15
Nov

Mumbai - Part 1

Renamed Mumbai, India’s most populous city is the country’s glamorous commercial hub, a magnet to rich and poor, surrounded on three sides by the Arabian Sea.

The story of Mumbai is fascinating. From obscure, humble beginnings as a set of seven small islands with tidal creeks and marshes between them, the city has risen to such eminence that today it is India’s most important commercial and industrial centre. The seven islands have been merged by land reclamation into one and thus survive only as names of localities like Colaba, Mahim, Mazgaon, Parel, Worli, Girgaum and Dongri. Known until 1995 as Bombay, the Marathi name “Mumbai” derives from the local deity, Mumba Devi. The first Portuguese settlers called the area “Bom Baim” (Good Bay).

Today, Mumbai is booming. Home to the wealthy and the glamorous, it has long been India’s Hollywood (”Bollywood”), producing more films each year than any other city in the world. Nowadays, it is also the home of India’s own fast-growing satellite and television industries.

Like all big cities, Mumbai has its seamy side, its slums and its overcrowding, the foothills of poverty on which are built towering skyscrapers. And like all success stories, there have been chapters of intrigue, violence, happiness and calm, and the struggles of the pre-independence years, when Mumbai became the political capital of nationalist India. Some of its more disgraceful moments during the 1990s were communal riots between Hindus and Muslims, encouraged by the chauvinist Shiv Sena, and its shady founder, Bal Thackeray.

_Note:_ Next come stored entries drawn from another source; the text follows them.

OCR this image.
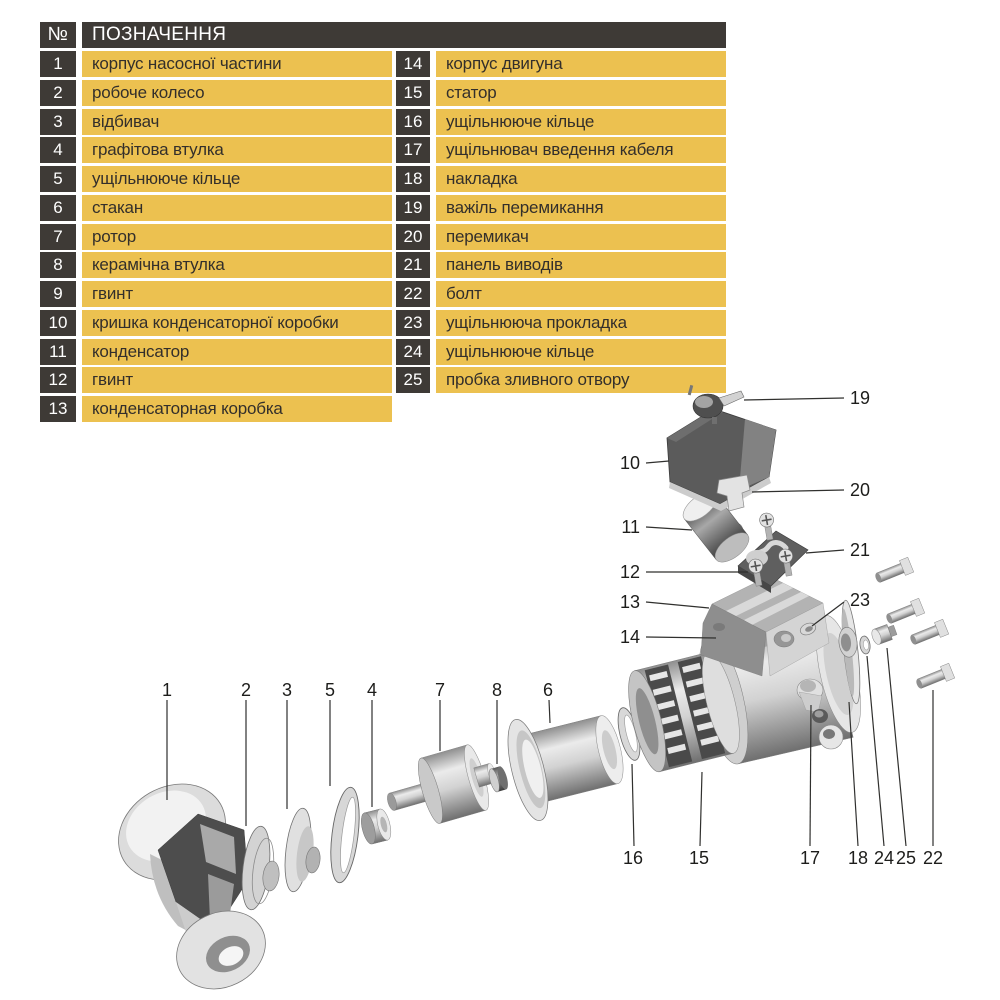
№	ПОЗНАЧЕННЯ
1	корпус насосної частини
2	робоче колесо
3	відбивач
4	графітова втулка
5	ущільнююче кільце
6	стакан
7	ротор
8	керамічна втулка
9	гвинт
10	кришка конденсаторної коробки
11	конденсатор
12	гвинт
13	конденсаторная коробка
14	корпус двигуна
15	статор
16	ущільнююче кільце
17	ущільнювач введення кабеля
18	накладка
19	важіль перемикання
20	перемикач
21	панель виводів
22	болт
23	ущільнююча прокладка
24	ущільнююче кільце
25	пробка зливного отвору
10
11
12
13
14
19
20
21
23
1	2 3 5 4	7	8 6
16	15	17 18 24 25 22
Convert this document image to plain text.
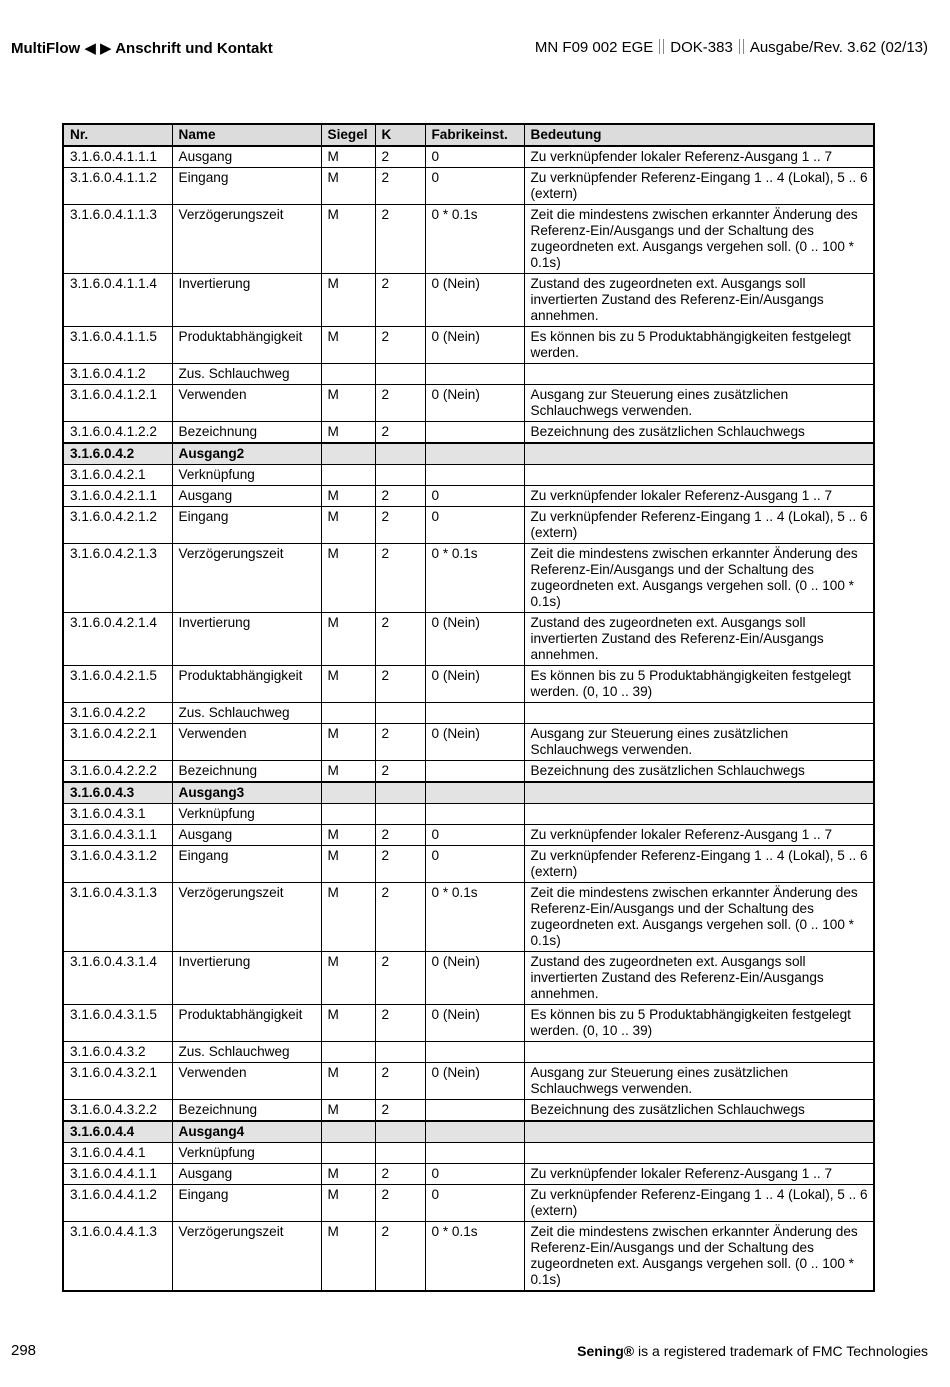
MultiFlow ◀ ▶ Anschrift und Kontakt	MN F09 002 EGE DOK-383 Ausgabe/Rev. 3.62 (02/13)
Nr.	Name	Siegel	K	Fabrikeinst.	Bedeutung
3.1.6.0.4.1.1.1	Ausgang	M	2	0	Zu verknüpfender lokaler Referenz-Ausgang 1 .. 7
3.1.6.0.4.1.1.2	Eingang	M	2	0	Zu verknüpfender Referenz-Eingang 1 .. 4 (Lokal), 5 .. 6 (extern)
3.1.6.0.4.1.1.3	Verzögerungszeit	M	2	0 * 0.1s	Zeit die mindestens zwischen erkannter Änderung des Referenz-Ein/Ausgangs und der Schaltung des zugeordneten ext. Ausgangs vergehen soll. (0 .. 100 * 0.1s)
3.1.6.0.4.1.1.4	Invertierung	M	2	0 (Nein)	Zustand des zugeordneten ext. Ausgangs soll invertierten Zustand des Referenz-Ein/Ausgangs annehmen.
3.1.6.0.4.1.1.5	Produktabhängigkeit	M	2	0 (Nein)	Es können bis zu 5 Produktabhängigkeiten festgelegt werden.
3.1.6.0.4.1.2	Zus. Schlauchweg				
3.1.6.0.4.1.2.1	Verwenden	M	2	0 (Nein)	Ausgang zur Steuerung eines zusätzlichen Schlauchwegs verwenden.
3.1.6.0.4.1.2.2	Bezeichnung	M	2		Bezeichnung des zusätzlichen Schlauchwegs
3.1.6.0.4.2	Ausgang2				
3.1.6.0.4.2.1	Verknüpfung				
3.1.6.0.4.2.1.1	Ausgang	M	2	0	Zu verknüpfender lokaler Referenz-Ausgang 1 .. 7
3.1.6.0.4.2.1.2	Eingang	M	2	0	Zu verknüpfender Referenz-Eingang 1 .. 4 (Lokal), 5 .. 6 (extern)
3.1.6.0.4.2.1.3	Verzögerungszeit	M	2	0 * 0.1s	Zeit die mindestens zwischen erkannter Änderung des Referenz-Ein/Ausgangs und der Schaltung des zugeordneten ext. Ausgangs vergehen soll. (0 .. 100 * 0.1s)
3.1.6.0.4.2.1.4	Invertierung	M	2	0 (Nein)	Zustand des zugeordneten ext. Ausgangs soll invertierten Zustand des Referenz-Ein/Ausgangs annehmen.
3.1.6.0.4.2.1.5	Produktabhängigkeit	M	2	0 (Nein)	Es können bis zu 5 Produktabhängigkeiten festgelegt werden. (0, 10 .. 39)
3.1.6.0.4.2.2	Zus. Schlauchweg				
3.1.6.0.4.2.2.1	Verwenden	M	2	0 (Nein)	Ausgang zur Steuerung eines zusätzlichen Schlauchwegs verwenden.
3.1.6.0.4.2.2.2	Bezeichnung	M	2		Bezeichnung des zusätzlichen Schlauchwegs
3.1.6.0.4.3	Ausgang3				
3.1.6.0.4.3.1	Verknüpfung				
3.1.6.0.4.3.1.1	Ausgang	M	2	0	Zu verknüpfender lokaler Referenz-Ausgang 1 .. 7
3.1.6.0.4.3.1.2	Eingang	M	2	0	Zu verknüpfender Referenz-Eingang 1 .. 4 (Lokal), 5 .. 6 (extern)
3.1.6.0.4.3.1.3	Verzögerungszeit	M	2	0 * 0.1s	Zeit die mindestens zwischen erkannter Änderung des Referenz-Ein/Ausgangs und der Schaltung des zugeordneten ext. Ausgangs vergehen soll. (0 .. 100 * 0.1s)
3.1.6.0.4.3.1.4	Invertierung	M	2	0 (Nein)	Zustand des zugeordneten ext. Ausgangs soll invertierten Zustand des Referenz-Ein/Ausgangs annehmen.
3.1.6.0.4.3.1.5	Produktabhängigkeit	M	2	0 (Nein)	Es können bis zu 5 Produktabhängigkeiten festgelegt werden. (0, 10 .. 39)
3.1.6.0.4.3.2	Zus. Schlauchweg				
3.1.6.0.4.3.2.1	Verwenden	M	2	0 (Nein)	Ausgang zur Steuerung eines zusätzlichen Schlauchwegs verwenden.
3.1.6.0.4.3.2.2	Bezeichnung	M	2		Bezeichnung des zusätzlichen Schlauchwegs
3.1.6.0.4.4	Ausgang4				
3.1.6.0.4.4.1	Verknüpfung				
3.1.6.0.4.4.1.1	Ausgang	M	2	0	Zu verknüpfender lokaler Referenz-Ausgang 1 .. 7
3.1.6.0.4.4.1.2	Eingang	M	2	0	Zu verknüpfender Referenz-Eingang 1 .. 4 (Lokal), 5 .. 6 (extern)
3.1.6.0.4.4.1.3	Verzögerungszeit	M	2	0 * 0.1s	Zeit die mindestens zwischen erkannter Änderung des Referenz-Ein/Ausgangs und der Schaltung des zugeordneten ext. Ausgangs vergehen soll. (0 .. 100 * 0.1s)
298	Sening® is a registered trademark of FMC Technologies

Mumbai is on India’s west coast, running down from Gujarat, through Mumbai to Goa, Karnataka and Kerala. South of Mumbai, narrow beaches and plains sweep up into the forested hills of the Western Ghats. The city has a natural harbour, which was developed by the British and, once the Suez Canal opened in the 19th century, the port never knew a dull moment. Today it handles more than 40 percent of India’s maritime trade.

India’s largest city now stretches 22 km (14 miles) into the Arabian Sea. The maximum width of the composite island that now constitutes metropolitan Mumbai is no more than 5 km (3 miles). Into this narrow strip are squeezed the majority of Mumbai’s 16.3 million people, its major business and commercial establishments, its docks and warehouses, and much of its industry - including almost the whole of its major textile industry, which employs thousands of workers.

Mumbai summers are hot and humid, the winters warm, while the sea breeze brings relief throughout the year. The monsoon hits between June and September, bringing curtains of heavy rain that obscure the view and flood the roads.